Heineken has put its mothballed production site in Kaliningrad up for sale, according to a report from Reuters on Monday. The world’s third-largest brewer halted production at the plant in January after a steady decline in the Russian beer market.
“We have a sober estimate of the economic situation in the country as a whole and in the region in particular,” the company said in a statement announcing the sale.
The Dutch company purchased the brewery in 2005, when it bought Ivan Taranov Breweries for an undisclosed sum. At the time, Russia was the world's fifth-biggest beer market - after China, the United States, Germany and Brazil. All of the leading brewing companies were keen to expand into one of the world's fastest-growing beer markets.
There has been a steep decline in sales for companies like Heineken and Carlsberg in Russia, due to new regulations on alcohol consumption in the region. The Kremlin launched an anti-alcohol campaign in 2010, which aims to cut alcohol consumption in half by 2020. It has also banned advertising, raised taxes and limited the size of plastic beer bottles to a maximum of 1.5 liters.
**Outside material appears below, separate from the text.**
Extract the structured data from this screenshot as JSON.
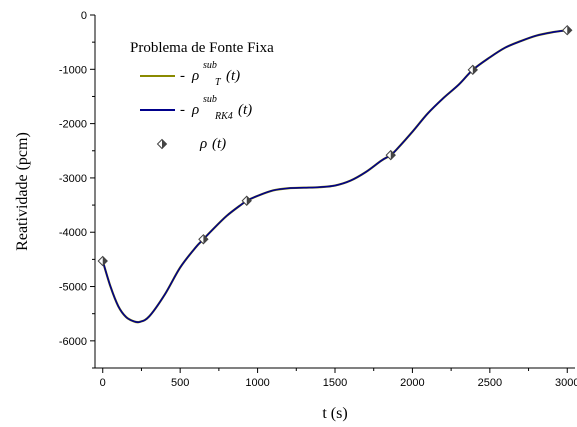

According to the Beer in Russia market report from Euromonitor International, beer recorded a total volume decline of 3% in 2016. It says, in the context of significantly reduced beer consumption in Russia since 2013, the drop in 2016 signalled the start of demand stabilisation.
It says one of the main supporting factors behind this was the rise of affordable beer, both offered by market leaders via aggressive discount pricing and by regional inexpensive brands.
Heineken said it planned to raise at least 250 million roubles ($4.3 million) from the sale and invest the proceeds in other projects.